Your ideal mortgage also depends on other factors, like whether you plan to move or refinance in the short term. If so, you don’t want to be stuck with a longerterm fixed rate.

Looking a few years ahead can help you mitigate risk. Remember, there are penalty calculations to consider. Breaking your mortgage on a variable rate will typically cost about three months of interest. In contrast, the penalty for a fixed rate is calculated as an interest rate differential – often much higher.

M: It sounds like a fixed rate offers more stability. Is this a good solution for people who want to protect against rate volatility?
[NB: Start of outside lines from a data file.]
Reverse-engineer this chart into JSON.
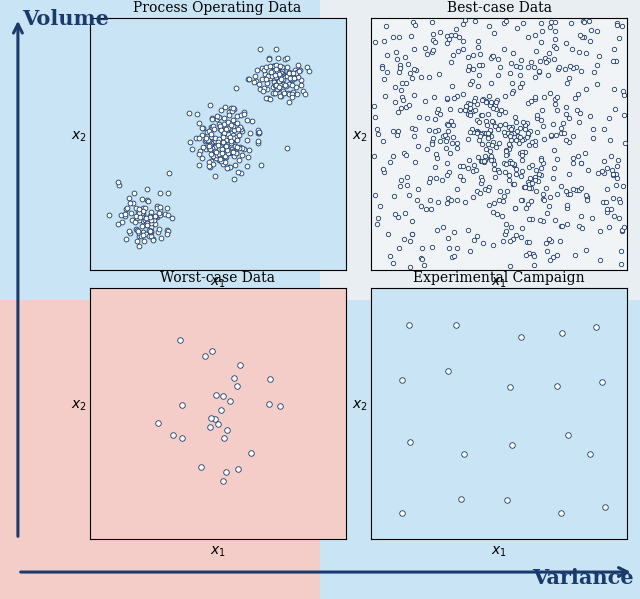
{
  "title_tl": "Process Operating Data",
  "title_tr": "Best-case Data",
  "title_bl": "Worst-case Data",
  "title_br": "Experimental Campaign",
  "bg_tl": "#c9e5f5",
  "bg_tr": "#e8eef2",
  "bg_bl": "#f5cdc8",
  "bg_br": "#c9e5f5",
  "plot_bg_tl": "#c9e5f5",
  "plot_bg_tr": "#f0f4f7",
  "plot_bg_bl": "#f5cdc8",
  "plot_bg_br": "#c9e5f5",
  "dot_edgecolor": "#1a3a6b",
  "arrow_color": "#1a3a6b",
  "volume_label": "Volume",
  "variance_label": "Variance",
  "font_size_title": 10,
  "font_size_axis": 10,
  "font_size_arrow_label": 15
}
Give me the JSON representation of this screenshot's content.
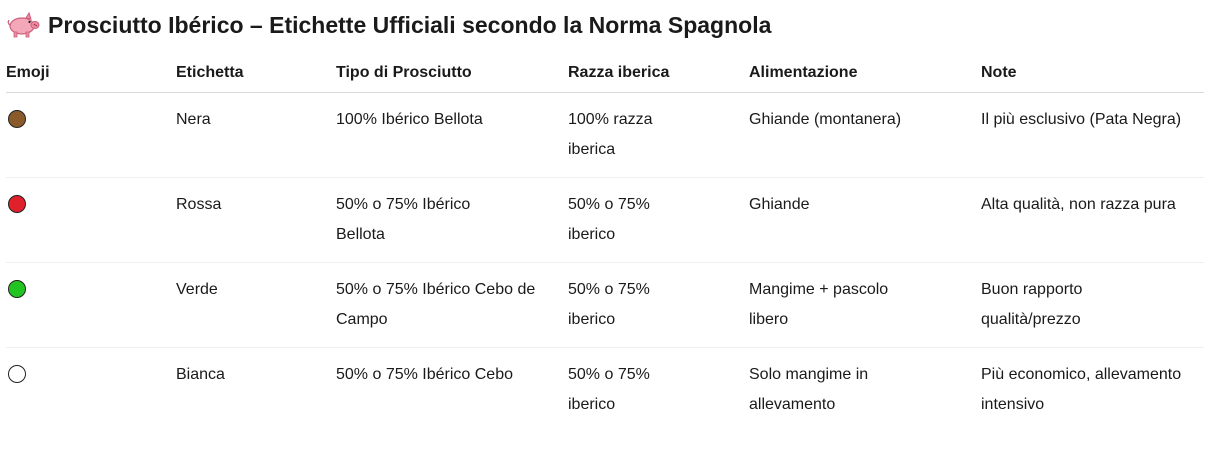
{
  "page": {
    "title": "Prosciutto Ibérico – Etichette Ufficiali secondo la Norma Spagnola",
    "title_icon": "pig-icon"
  },
  "table": {
    "headers": [
      "Emoji",
      "Etichetta",
      "Tipo di Prosciutto",
      "Razza iberica",
      "Alimentazione",
      "Note"
    ],
    "rows": [
      {
        "emoji_color": "#8b5a2b",
        "emoji_icon": "brown-circle-icon",
        "etichetta": "Nera",
        "tipo": "100% Ibérico Bellota",
        "razza": "100% razza iberica",
        "alimentazione": "Ghiande (montanera)",
        "note": "Il più esclusivo (Pata Negra)"
      },
      {
        "emoji_color": "#e0202a",
        "emoji_icon": "red-circle-icon",
        "etichetta": "Rossa",
        "tipo": "50% o 75% Ibérico Bellota",
        "razza": "50% o 75% iberico",
        "alimentazione": "Ghiande",
        "note": "Alta qualità, non razza pura"
      },
      {
        "emoji_color": "#22c422",
        "emoji_icon": "green-circle-icon",
        "etichetta": "Verde",
        "tipo": "50% o 75% Ibérico Cebo de Campo",
        "razza": "50% o 75% iberico",
        "alimentazione": "Mangime + pascolo libero",
        "note": "Buon rapporto qualità/prezzo"
      },
      {
        "emoji_color": "#ffffff",
        "emoji_icon": "white-circle-icon",
        "etichetta": "Bianca",
        "tipo": "50% o 75% Ibérico Cebo",
        "razza": "50% o 75% iberico",
        "alimentazione": "Solo mangime in allevamento",
        "note": "Più economico, allevamento intensivo"
      }
    ]
  }
}
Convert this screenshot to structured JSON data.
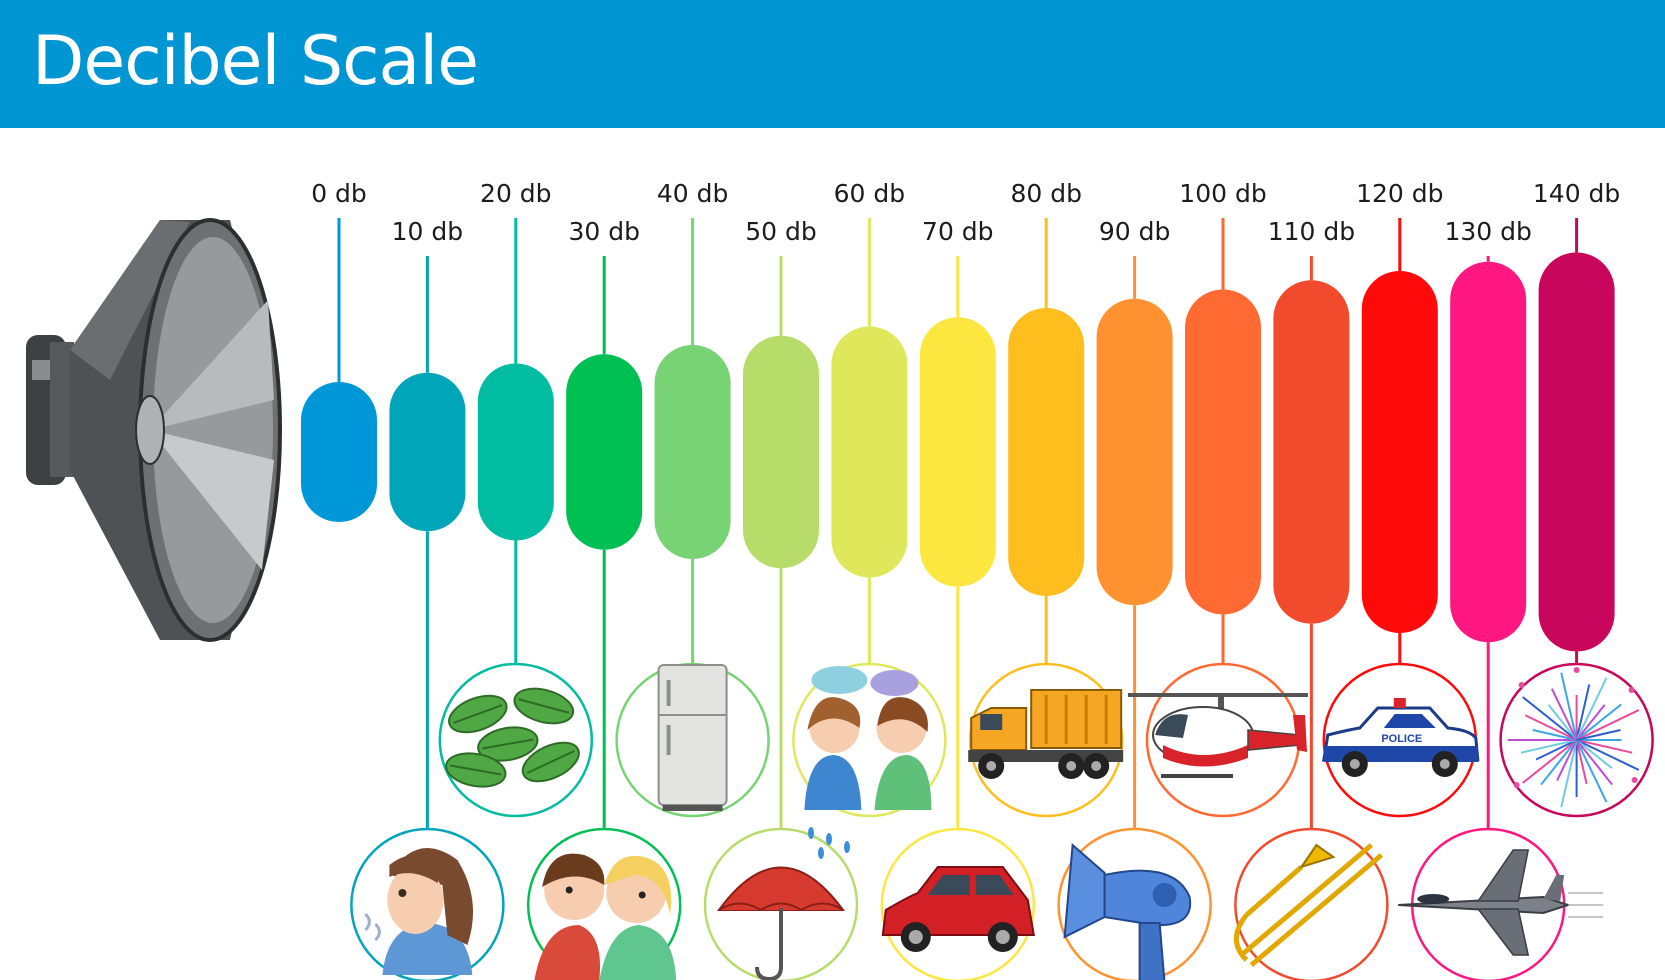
{
  "header": {
    "title": "Decibel Scale",
    "bg_color": "#0095d3"
  },
  "levels": [
    {
      "label": "0 db",
      "db": 0,
      "color": "#0097d8",
      "icon": null
    },
    {
      "label": "10 db",
      "db": 10,
      "color": "#00a5ba",
      "icon": "breathing-girl-icon"
    },
    {
      "label": "20 db",
      "db": 20,
      "color": "#00bca0",
      "icon": "rustling-leaves-icon"
    },
    {
      "label": "30 db",
      "db": 30,
      "color": "#00c053",
      "icon": "whispering-kids-icon"
    },
    {
      "label": "40 db",
      "db": 40,
      "color": "#78d374",
      "icon": "refrigerator-icon"
    },
    {
      "label": "50 db",
      "db": 50,
      "color": "#b8dc6a",
      "icon": "rain-umbrella-icon"
    },
    {
      "label": "60 db",
      "db": 60,
      "color": "#dfe85a",
      "icon": "conversation-icon"
    },
    {
      "label": "70 db",
      "db": 70,
      "color": "#fce640",
      "icon": "car-icon"
    },
    {
      "label": "80 db",
      "db": 80,
      "color": "#fdbe1e",
      "icon": "dump-truck-icon"
    },
    {
      "label": "90 db",
      "db": 90,
      "color": "#ff9230",
      "icon": "hair-dryer-icon"
    },
    {
      "label": "100 db",
      "db": 100,
      "color": "#ff6a32",
      "icon": "helicopter-icon"
    },
    {
      "label": "110 db",
      "db": 110,
      "color": "#f14a2c",
      "icon": "trombone-icon"
    },
    {
      "label": "120 db",
      "db": 120,
      "color": "#ff0a0a",
      "icon": "police-car-icon"
    },
    {
      "label": "130 db",
      "db": 130,
      "color": "#ff1781",
      "icon": "jet-plane-icon"
    },
    {
      "label": "140 db",
      "db": 140,
      "color": "#c8065b",
      "icon": "fireworks-icon"
    }
  ],
  "icon_labels": {
    "police_car_text": "POLICE"
  }
}
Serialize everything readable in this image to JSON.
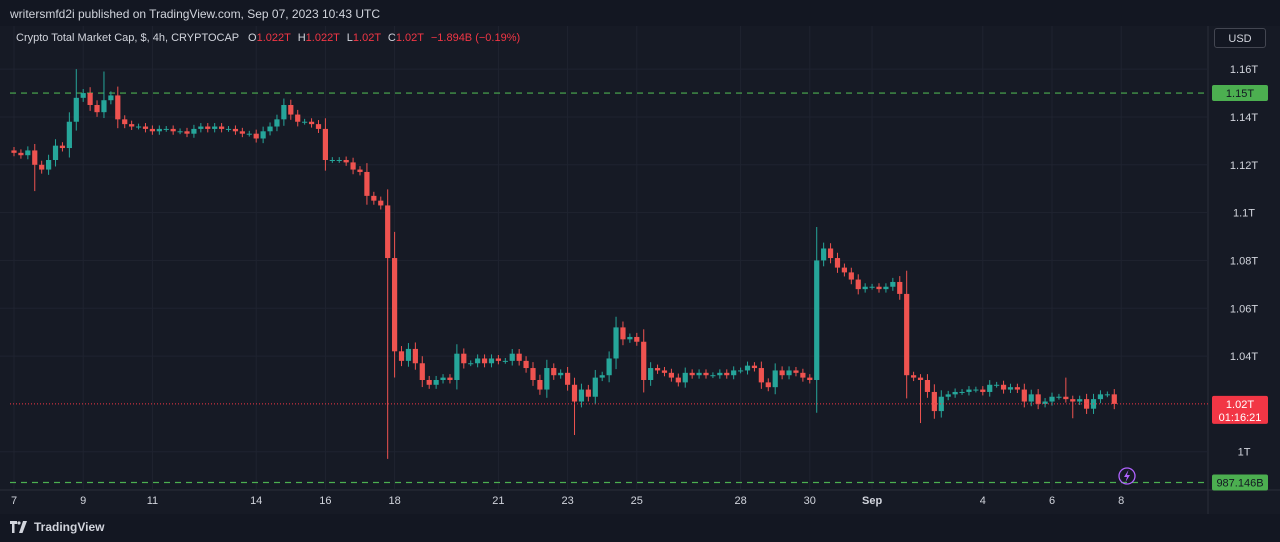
{
  "header": {
    "publisher": "writersmfd2i published on TradingView.com, Sep 07, 2023 10:43 UTC"
  },
  "legend": {
    "symbol": "Crypto Total Market Cap, $, 4h, CRYPTOCAP",
    "o_label": "O",
    "o_value": "1.022T",
    "h_label": "H",
    "h_value": "1.022T",
    "l_label": "L",
    "l_value": "1.02T",
    "c_label": "C",
    "c_value": "1.02T",
    "change": "−1.894B (−0.19%)"
  },
  "currency_button": "USD",
  "footer": {
    "brand": "TradingView"
  },
  "colors": {
    "up": "#26a69a",
    "down": "#ef5350",
    "hline": "#4caf50",
    "price_line": "#f23645",
    "background": "#161a25"
  },
  "chart_data": {
    "type": "candlestick",
    "ylim": [
      0.984,
      1.168
    ],
    "y_ticks": [
      {
        "value": 1.16,
        "label": "1.16T"
      },
      {
        "value": 1.14,
        "label": "1.14T"
      },
      {
        "value": 1.12,
        "label": "1.12T"
      },
      {
        "value": 1.1,
        "label": "1.1T"
      },
      {
        "value": 1.08,
        "label": "1.08T"
      },
      {
        "value": 1.06,
        "label": "1.06T"
      },
      {
        "value": 1.04,
        "label": "1.04T"
      },
      {
        "value": 1.0,
        "label": "1T"
      }
    ],
    "x_ticks": [
      {
        "bar": 0,
        "label": "7"
      },
      {
        "bar": 10,
        "label": "9"
      },
      {
        "bar": 20,
        "label": "11"
      },
      {
        "bar": 35,
        "label": "14"
      },
      {
        "bar": 45,
        "label": "16"
      },
      {
        "bar": 55,
        "label": "18"
      },
      {
        "bar": 70,
        "label": "21"
      },
      {
        "bar": 80,
        "label": "23"
      },
      {
        "bar": 90,
        "label": "25"
      },
      {
        "bar": 105,
        "label": "28"
      },
      {
        "bar": 115,
        "label": "30"
      },
      {
        "bar": 124,
        "label": "Sep",
        "bold": true
      },
      {
        "bar": 140,
        "label": "4"
      },
      {
        "bar": 150,
        "label": "6"
      },
      {
        "bar": 160,
        "label": "8"
      }
    ],
    "horizontal_lines": [
      {
        "value": 1.15,
        "label": "1.15T"
      },
      {
        "value": 0.98715,
        "label": "987.146B"
      }
    ],
    "last_price": {
      "value": 1.02,
      "label": "1.02T",
      "countdown": "01:16:21"
    },
    "close": [
      1.125,
      1.124,
      1.126,
      1.12,
      1.118,
      1.122,
      1.128,
      1.127,
      1.138,
      1.148,
      1.15,
      1.145,
      1.142,
      1.147,
      1.149,
      1.139,
      1.137,
      1.136,
      1.136,
      1.135,
      1.134,
      1.135,
      1.135,
      1.134,
      1.134,
      1.133,
      1.135,
      1.136,
      1.135,
      1.136,
      1.135,
      1.135,
      1.134,
      1.133,
      1.133,
      1.131,
      1.134,
      1.136,
      1.139,
      1.145,
      1.141,
      1.138,
      1.138,
      1.137,
      1.135,
      1.122,
      1.122,
      1.122,
      1.121,
      1.118,
      1.117,
      1.107,
      1.105,
      1.103,
      1.081,
      1.042,
      1.038,
      1.043,
      1.037,
      1.03,
      1.028,
      1.03,
      1.031,
      1.03,
      1.041,
      1.037,
      1.037,
      1.039,
      1.037,
      1.039,
      1.038,
      1.038,
      1.041,
      1.038,
      1.035,
      1.03,
      1.026,
      1.035,
      1.032,
      1.033,
      1.028,
      1.021,
      1.026,
      1.023,
      1.031,
      1.032,
      1.039,
      1.052,
      1.047,
      1.048,
      1.046,
      1.03,
      1.035,
      1.034,
      1.033,
      1.031,
      1.029,
      1.033,
      1.032,
      1.033,
      1.032,
      1.032,
      1.033,
      1.032,
      1.034,
      1.034,
      1.036,
      1.035,
      1.029,
      1.027,
      1.034,
      1.032,
      1.034,
      1.033,
      1.031,
      1.03,
      1.08,
      1.085,
      1.081,
      1.077,
      1.075,
      1.072,
      1.068,
      1.069,
      1.069,
      1.068,
      1.069,
      1.071,
      1.066,
      1.032,
      1.031,
      1.03,
      1.025,
      1.017,
      1.023,
      1.024,
      1.025,
      1.025,
      1.026,
      1.026,
      1.025,
      1.028,
      1.028,
      1.026,
      1.027,
      1.026,
      1.021,
      1.024,
      1.02,
      1.021,
      1.023,
      1.023,
      1.022,
      1.021,
      1.022,
      1.018,
      1.022,
      1.024,
      1.024,
      1.02
    ]
  }
}
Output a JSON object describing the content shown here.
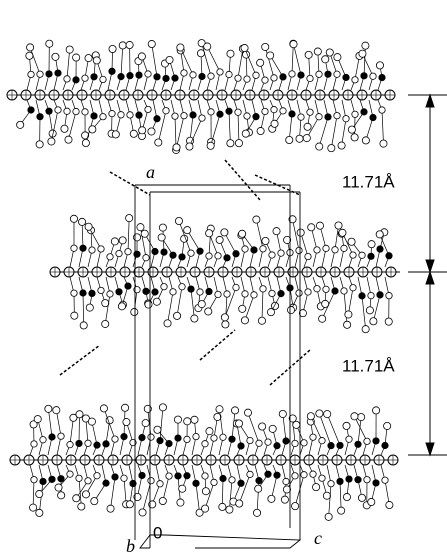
{
  "labels": {
    "axis_a": "a",
    "axis_b": "b",
    "origin": "0",
    "axis_c": "c"
  },
  "spacings": [
    {
      "label": "11.71Å"
    },
    {
      "label": "11.71Å"
    }
  ]
}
A: It can be an excellent option for those anxious about fluctuating rates. Fixed rates are based on the Government of Canada bond yields rather than the Central Bank. In July, bond yields fell under 3 percent, which could mean the 3.59 percent level reached in June may have marked the peak for the year. So we may see fixed rates come back down before any softening on the variable or prime rate. We’ve already seen a drop in insured fixed rates and could hopefully see all rates come back down over the next 18-24 months – maybe even sooner.

M: What should people do if they currently have a variable rate?

A: For existing variable-rate holders, I’d say budget and prepare for more fluctuations. You’ll have to embrace the increases over the short term, but you’ll benefit when rates inevitably decline. Statistics show that variable-rate holders save more over time if they can stay the course.

If you’re considering converting an existing variable mortgage to a fixed one, you could take a rate of at least 5%. If you’re willing to do that, the next logical question is: What if fixed rates start to decline? Consider this. What if you were to take a five-year fixed rate today, but rates come down in 2024 – are you comfortable with that risk? We’ve seen this happen before.

While we’re experiencing volatility now, there are perks with a variable rate – especially for those who may be able to weather the short-term increases. But it’s worth noting: if you’re someone that panics every time the Central Bank meets to announce its policy rate, a variable rate may not be the best product for you.

M: What advice do you have for firsttime homebuyers entering the market?

A: If you want to enter the market today, you have to determine a realistic plan. Look at your affordability and decide based on that. Mortgages are a long-term commitment – you’re probably in it for the next 20-30 years, not just the next three to five. If you’re a first-time buyer who has been struggling to enter the market, this could be your window of opportunity. You might take a slightly higher rate today, but that could change when you come up for renewal.

M: Yes – more leverage, opportunities for conditional offers, and better negotiating conditions in a more balanced market has enormous upside. Are there other strategies people can use that might mitigate some risk down the road?

A: Of course. One possibility is to make additional principal payments if your plan allows – this will reduce your interest over time. But of course, this can be hard to do when rates are high. A good strategy is to take advantage of prepayment privilege. This is where the lender allows you to prepay a portion of your principal mortgage as either a lump sum or an increased percentage of your regular payment. It’ll chip away at your principal and knock down the amortization or life of the loan.

M: Whether someone is deciding between a fixed or variable mortgage or contemplating getting into the market, what’s your biggest takeaway?

A: Never make a decision based on fear. We’re bombarded with alarming headlines, and our reactionary instinct might be to prioritize short-term gain. Instead, figure out what you can afford by looking at your short and long-term goals. The volatility that worries some might present an opportunity for others, so deciding whether or not to lock in depends entirely on you. If you’re ready to commit to or want to change your mortgage, it’s important to sit down with a professional and create a plan that will best suit your needs.